2. Íbamos caminando por San Martín, yo y una amiga. Ella tenía su bebé en brazos; Laura iba pegadita a mí. Siete de la tarde, invierno. Entramos a la galería San Martín y yo miro y ella no estaba al lado. Siguió caminando sola hasta Mendoza, pero yo no sabía. Recuerdo lo que sentí: el aniquilamiento. Primero gritaba su nombre, mientras corría entre la gente que pululaba a esa hora. Después me derrumbé, se  me vació la cabeza y me caí hecha un bollo. Ella tenía un año y medio y mi amiga me dejó ahí tirada y fue y la encontró paradita en calle Mendoza. Literal: me volvió el alma al cuerpo.

“Alma, dice Quevedo, a quien todo un dios prisión ha sido”. Le llama dios al cuerpo.

Siempre me pregunté por qué no fui una madre coraje y salí a buscarla. Pero el cuerpo tiene sus razones, sus desazones, sus propios afectos. El cuerpo piensa por su cuenta. Con esto de Santiago Maldonado, yo no sé qué ni cómo pero es como que si se retiraran los huesos, como si se abrieran hoyos y pozos sin fondo por todos lados, y unos insectos se metieran en los oídos y un temblor.

Nada va a volver a ser lo que era. Lo que costó tanto tiempo y tanta lágrima conseguir parece haber vuelto a partir para siempre. Los libros, el lápiz de labios, los cafés, los vinos. La frivolidad es deseable, por insignificante, porque todo tiene demasiado sentido. Sobra sentido.

Y una vez que te han tajeado todo el cuerpo, no hay vuelta atrás.

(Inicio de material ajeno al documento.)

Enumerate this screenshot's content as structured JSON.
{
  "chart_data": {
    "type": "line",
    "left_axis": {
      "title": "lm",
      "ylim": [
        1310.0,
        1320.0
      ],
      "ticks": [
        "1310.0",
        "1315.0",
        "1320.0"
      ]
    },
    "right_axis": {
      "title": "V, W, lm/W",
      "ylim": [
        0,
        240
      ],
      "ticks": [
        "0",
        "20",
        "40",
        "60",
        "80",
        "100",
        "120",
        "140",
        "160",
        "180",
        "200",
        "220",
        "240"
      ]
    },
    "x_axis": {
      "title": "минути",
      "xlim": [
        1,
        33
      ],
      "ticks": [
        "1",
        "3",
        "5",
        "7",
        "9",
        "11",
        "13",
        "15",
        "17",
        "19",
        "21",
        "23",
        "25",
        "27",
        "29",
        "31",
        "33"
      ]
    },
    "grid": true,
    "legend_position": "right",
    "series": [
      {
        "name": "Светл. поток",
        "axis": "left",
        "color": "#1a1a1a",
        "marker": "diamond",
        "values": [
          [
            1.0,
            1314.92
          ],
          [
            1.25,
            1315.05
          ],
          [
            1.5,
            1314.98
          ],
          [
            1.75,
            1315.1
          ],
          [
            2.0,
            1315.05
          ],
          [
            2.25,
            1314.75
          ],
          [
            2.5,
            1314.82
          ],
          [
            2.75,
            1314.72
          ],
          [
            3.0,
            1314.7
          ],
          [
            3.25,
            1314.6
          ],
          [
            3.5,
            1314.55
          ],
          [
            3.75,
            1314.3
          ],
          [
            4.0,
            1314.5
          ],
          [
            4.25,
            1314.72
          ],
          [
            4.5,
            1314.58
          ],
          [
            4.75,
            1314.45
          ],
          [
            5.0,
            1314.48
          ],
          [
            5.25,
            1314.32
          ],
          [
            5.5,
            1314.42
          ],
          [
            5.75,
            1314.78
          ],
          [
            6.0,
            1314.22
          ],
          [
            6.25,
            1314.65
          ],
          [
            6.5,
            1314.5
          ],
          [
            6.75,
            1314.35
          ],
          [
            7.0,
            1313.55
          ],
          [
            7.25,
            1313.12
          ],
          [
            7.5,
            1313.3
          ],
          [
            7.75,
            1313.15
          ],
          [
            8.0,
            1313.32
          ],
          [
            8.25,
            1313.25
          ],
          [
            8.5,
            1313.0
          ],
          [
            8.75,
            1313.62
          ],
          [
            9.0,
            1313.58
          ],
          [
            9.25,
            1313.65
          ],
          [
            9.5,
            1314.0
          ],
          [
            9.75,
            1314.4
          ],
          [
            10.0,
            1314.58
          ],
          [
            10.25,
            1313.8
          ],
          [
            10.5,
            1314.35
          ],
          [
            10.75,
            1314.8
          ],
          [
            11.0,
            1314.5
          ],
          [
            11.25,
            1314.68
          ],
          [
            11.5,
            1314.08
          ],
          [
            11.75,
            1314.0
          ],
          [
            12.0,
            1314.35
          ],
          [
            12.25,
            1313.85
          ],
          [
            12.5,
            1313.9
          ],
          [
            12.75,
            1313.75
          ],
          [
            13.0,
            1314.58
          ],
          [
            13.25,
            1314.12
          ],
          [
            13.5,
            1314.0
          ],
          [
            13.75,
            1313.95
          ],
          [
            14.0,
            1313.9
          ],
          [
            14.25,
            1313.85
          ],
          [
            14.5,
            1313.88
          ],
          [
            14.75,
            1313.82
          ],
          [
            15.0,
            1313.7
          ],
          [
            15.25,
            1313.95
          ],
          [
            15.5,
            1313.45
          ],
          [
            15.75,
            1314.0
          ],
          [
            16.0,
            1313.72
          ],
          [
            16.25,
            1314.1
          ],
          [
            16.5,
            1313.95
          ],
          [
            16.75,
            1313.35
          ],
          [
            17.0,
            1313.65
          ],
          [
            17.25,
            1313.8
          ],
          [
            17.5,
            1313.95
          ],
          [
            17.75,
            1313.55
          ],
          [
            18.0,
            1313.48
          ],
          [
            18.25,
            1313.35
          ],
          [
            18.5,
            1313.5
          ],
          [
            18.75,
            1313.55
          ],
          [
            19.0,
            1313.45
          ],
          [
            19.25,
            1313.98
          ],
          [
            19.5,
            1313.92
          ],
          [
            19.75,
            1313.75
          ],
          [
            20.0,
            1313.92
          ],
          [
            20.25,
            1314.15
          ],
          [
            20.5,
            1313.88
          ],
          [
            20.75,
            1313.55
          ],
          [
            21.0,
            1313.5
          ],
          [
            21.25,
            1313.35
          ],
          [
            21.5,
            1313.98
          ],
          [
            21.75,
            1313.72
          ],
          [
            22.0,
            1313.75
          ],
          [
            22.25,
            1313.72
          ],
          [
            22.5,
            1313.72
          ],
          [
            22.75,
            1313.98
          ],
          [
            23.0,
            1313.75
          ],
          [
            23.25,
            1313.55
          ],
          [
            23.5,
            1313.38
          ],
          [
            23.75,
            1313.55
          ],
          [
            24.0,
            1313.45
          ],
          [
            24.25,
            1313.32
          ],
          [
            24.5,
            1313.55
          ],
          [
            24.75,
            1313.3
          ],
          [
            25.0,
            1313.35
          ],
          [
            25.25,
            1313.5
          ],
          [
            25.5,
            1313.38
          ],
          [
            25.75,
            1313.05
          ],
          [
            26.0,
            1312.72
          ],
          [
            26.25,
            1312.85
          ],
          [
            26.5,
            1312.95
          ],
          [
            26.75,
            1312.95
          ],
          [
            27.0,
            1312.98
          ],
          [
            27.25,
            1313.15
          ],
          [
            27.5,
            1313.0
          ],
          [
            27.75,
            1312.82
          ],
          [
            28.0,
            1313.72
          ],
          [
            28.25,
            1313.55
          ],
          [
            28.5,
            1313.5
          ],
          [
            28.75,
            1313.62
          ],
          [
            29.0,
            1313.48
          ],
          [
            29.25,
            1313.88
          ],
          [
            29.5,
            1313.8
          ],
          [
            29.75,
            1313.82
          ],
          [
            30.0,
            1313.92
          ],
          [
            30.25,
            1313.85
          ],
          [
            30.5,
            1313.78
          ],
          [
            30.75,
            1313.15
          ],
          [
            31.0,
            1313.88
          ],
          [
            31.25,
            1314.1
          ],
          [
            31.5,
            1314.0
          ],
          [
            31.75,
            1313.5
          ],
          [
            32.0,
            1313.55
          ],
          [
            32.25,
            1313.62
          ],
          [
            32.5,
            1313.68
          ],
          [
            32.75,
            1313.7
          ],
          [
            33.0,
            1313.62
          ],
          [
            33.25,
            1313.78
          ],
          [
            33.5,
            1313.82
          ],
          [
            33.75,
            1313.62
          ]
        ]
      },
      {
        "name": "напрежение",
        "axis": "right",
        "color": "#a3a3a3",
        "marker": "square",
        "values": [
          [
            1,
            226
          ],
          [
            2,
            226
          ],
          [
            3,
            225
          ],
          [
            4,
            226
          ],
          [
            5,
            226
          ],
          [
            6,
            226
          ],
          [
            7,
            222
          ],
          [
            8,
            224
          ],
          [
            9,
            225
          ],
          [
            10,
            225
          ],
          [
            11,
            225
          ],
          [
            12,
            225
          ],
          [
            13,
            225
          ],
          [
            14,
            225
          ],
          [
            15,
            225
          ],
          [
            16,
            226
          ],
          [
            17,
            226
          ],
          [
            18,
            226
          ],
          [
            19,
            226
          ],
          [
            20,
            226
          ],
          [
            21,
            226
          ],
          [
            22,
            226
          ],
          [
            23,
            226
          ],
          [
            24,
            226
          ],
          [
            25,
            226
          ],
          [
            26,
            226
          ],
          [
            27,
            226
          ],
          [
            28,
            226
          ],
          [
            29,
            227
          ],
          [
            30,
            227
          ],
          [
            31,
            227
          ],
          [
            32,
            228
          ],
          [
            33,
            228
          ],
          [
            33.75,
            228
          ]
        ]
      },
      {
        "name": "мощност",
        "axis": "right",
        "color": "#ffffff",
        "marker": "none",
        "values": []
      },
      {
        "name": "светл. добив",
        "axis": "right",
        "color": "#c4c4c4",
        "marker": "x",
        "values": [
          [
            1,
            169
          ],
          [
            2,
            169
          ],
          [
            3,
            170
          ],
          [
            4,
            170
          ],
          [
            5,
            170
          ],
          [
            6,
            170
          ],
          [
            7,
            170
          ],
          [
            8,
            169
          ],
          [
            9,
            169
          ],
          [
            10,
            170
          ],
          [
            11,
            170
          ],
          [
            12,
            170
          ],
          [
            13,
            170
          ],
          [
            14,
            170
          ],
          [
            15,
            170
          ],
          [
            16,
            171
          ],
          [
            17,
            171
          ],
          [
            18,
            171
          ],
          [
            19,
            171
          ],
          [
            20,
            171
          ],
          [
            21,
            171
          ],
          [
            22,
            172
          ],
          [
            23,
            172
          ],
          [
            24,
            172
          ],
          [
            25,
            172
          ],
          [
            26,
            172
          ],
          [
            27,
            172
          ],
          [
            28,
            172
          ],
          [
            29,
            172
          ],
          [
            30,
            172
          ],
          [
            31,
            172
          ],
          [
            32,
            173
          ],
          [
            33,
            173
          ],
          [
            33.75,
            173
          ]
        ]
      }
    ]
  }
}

Sin embargo, algo, tenue, parece que quiere reconstituirse. Ellos no contaron con eso. Nunca lo hacen, porque lo único que saben contar es la guita. Me refiero a la continuidad de los cuerpos: de las voces. Que son manos. Que se aprietan, que se encadenan, que prolongan a cada uno en el otro. En un coro interminable que reclama por el joven de rostro de ángel, el solidario, el amigo, y que no va a parar hasta que lo digan, hasta que se rindan y se arrodillen –porque ahora mismo están tirando un par de gendarmes por la ventana– y cuenten dónde está Santiago.